Reviewed by: Jonathan Landry Cruse
God Sings! (And Ways We Think He Ought To), by Douglas Bond. Inkblots, 2019. Paperback, 270 pages, $13.75 (Amazon). Reviewed by OP pastor Jonathan Landry Cruse.
The title of the book, and its driving theme, are derived from Zephaniah 3:17, “The LORD your God is in your midst, a mighty one who will save; he will rejoice over you with gladness; he will quiet you by his love; he will exult over you with loud singing.” This line leads author Douglas Bond, and us, to wonder in fascination about the being of God: “What must God’s singing sound like? … The richest, deepest, most resonate bass voice; the most transcendent soprano, never shrill, never harsh, never shattering, but power and sweetness emanating out of divine perfection. The mere speculation boggles the mind” (13). Bond reminds us that as God’s image bearers “we do in miniature what he has done and continues to do in infinite grandeur” (13). As a church, and with our singing in particular, we are forced to ask ourselves, how are we doing with that?

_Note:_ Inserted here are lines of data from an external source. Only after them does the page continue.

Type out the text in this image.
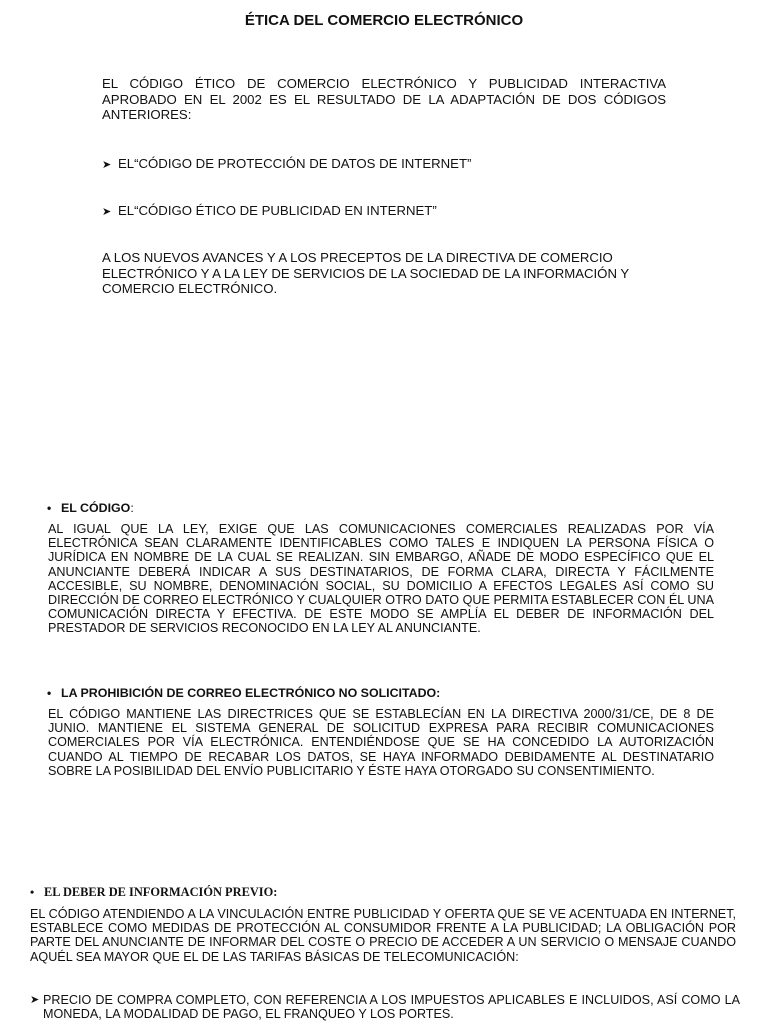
ÉTICA DEL COMERCIO ELECTRÓNICO
EL CÓDIGO ÉTICO DE COMERCIO ELECTRÓNICO Y PUBLICIDAD INTERACTIVA APROBADO EN EL 2002 ES EL RESULTADO DE LA ADAPTACIÓN DE DOS CÓDIGOS ANTERIORES:
➤ EL“CÓDIGO DE PROTECCIÓN DE DATOS DE INTERNET”
➤ EL“CÓDIGO ÉTICO DE PUBLICIDAD EN INTERNET”
A LOS NUEVOS AVANCES Y A LOS PRECEPTOS DE LA DIRECTIVA DE COMERCIO ELECTRÓNICO Y A LA LEY DE SERVICIOS DE LA SOCIEDAD DE LA INFORMACIÓN Y COMERCIO ELECTRÓNICO.
• EL CÓDIGO :
AL IGUAL QUE LA LEY, EXIGE QUE LAS COMUNICACIONES COMERCIALES REALIZADAS POR VÍA ELECTRÓNICA SEAN CLARAMENTE IDENTIFICABLES COMO TALES E INDIQUEN LA PERSONA FÍSICA O JURÍDICA EN NOMBRE DE LA CUAL SE REALIZAN. SIN EMBARGO, AÑADE DE MODO ESPECÍFICO QUE EL ANUNCIANTE DEBERÁ INDICAR A SUS DESTINATARIOS, DE FORMA CLARA, DIRECTA Y FÁCILMENTE ACCESIBLE, SU NOMBRE, DENOMINACIÓN SOCIAL, SU DOMICILIO A EFECTOS LEGALES ASÍ COMO SU DIRECCIÓN DE CORREO ELECTRÓNICO Y CUALQUIER OTRO DATO QUE PERMITA ESTABLECER CON ÉL UNA COMUNICACIÓN DIRECTA Y EFECTIVA. DE ESTE MODO SE AMPLÍA EL DEBER DE INFORMACIÓN DEL PRESTADOR DE SERVICIOS RECONOCIDO EN LA LEY AL ANUNCIANTE.
• LA PROHIBICIÓN DE CORREO ELECTRÓNICO NO SOLICITADO:
EL CÓDIGO MANTIENE LAS DIRECTRICES QUE SE ESTABLECÍAN EN LA DIRECTIVA 2000/31/CE, DE 8 DE JUNIO. MANTIENE EL SISTEMA GENERAL DE SOLICITUD EXPRESA PARA RECIBIR COMUNICACIONES COMERCIALES POR VÍA ELECTRÓNICA. ENTENDIÉNDOSE QUE SE HA CONCEDIDO LA AUTORIZACIÓN CUANDO AL TIEMPO DE RECABAR LOS DATOS, SE HAYA INFORMADO DEBIDAMENTE AL DESTINATARIO SOBRE LA POSIBILIDAD DEL ENVÍO PUBLICITARIO Y ÉSTE HAYA OTORGADO SU CONSENTIMIENTO.
• EL DEBER DE INFORMACIÓN PREVIO:
EL CÓDIGO ATENDIENDO A LA VINCULACIÓN ENTRE PUBLICIDAD Y OFERTA QUE SE VE ACENTUADA EN INTERNET, ESTABLECE COMO MEDIDAS DE PROTECCIÓN AL CONSUMIDOR FRENTE A LA PUBLICIDAD; LA OBLIGACIÓN POR PARTE DEL ANUNCIANTE DE INFORMAR DEL COSTE O PRECIO DE ACCEDER A UN SERVICIO O MENSAJE CUANDO AQUÉL SEA MAYOR QUE EL DE LAS TARIFAS BÁSICAS DE TELECOMUNICACIÓN:
➤ PRECIO DE COMPRA COMPLETO, CON REFERENCIA A LOS IMPUESTOS APLICABLES E INCLUIDOS, ASÍ COMO LA MONEDA, LA MODALIDAD DE PAGO, EL FRANQUEO Y LOS PORTES.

In this collection of essays, Bond assesses the state of today’s worship and argues compellingly for a recovery of God-honoring, artistically-excellent texts and tunes in the church. It would be an oversimplification to say this book simply pits the traditionalists versus the contemporary movement. In fact, Bond would disavow the moniker “traditionalist” (47). Rather, the position that he argues for is one he convincingly argues is found in Scripture itself. The form, substance, and style for congregational singing is guided by the Word of God: “one could argue that the entire book of Psalms gives us the most comprehensive model of how we are to enter in the presence of God in our sung worship” (17). Also to guide our practices, frequent reference is made to how Hebrews roots our worship in the reality of God as a “consuming fire” (Heb. 12:28–29).
Bond does, however, reveal the ways in which the contemporary Christian music scene has largely missed the mark of biblical standards for worship music. He highlights how some of the most popular modern worship songs lack a theological and scriptural foundation (chapter 7) and how entertainment is driving our decisions about church (chapter 8). He notes the paucity of good poets serving the church today, with the result that many of the newer texts lack the aesthetic of “unity and progression” (139)—foundational elements in both English and biblical poetry that preserve us from vain repetition (chapter 9). Bond cautions against making church “hip” rather than “holy,” or “cool” rather than “Christian” (227): “It’s washing down boeuf bourguignon with Kool-Aid to wed the deep truths of redemption with music designed to amuse and entertain” (150).
Although it is undoubtedly a severe critique of a dominant movement in today’s church, these pages are saturated with grace, which makes the book far more palatable than many other polemical works. I found it to be an even-handed yet witty treatment of a delicate subject—as engaging as it is important. So, take up and read—or better, take up and sing!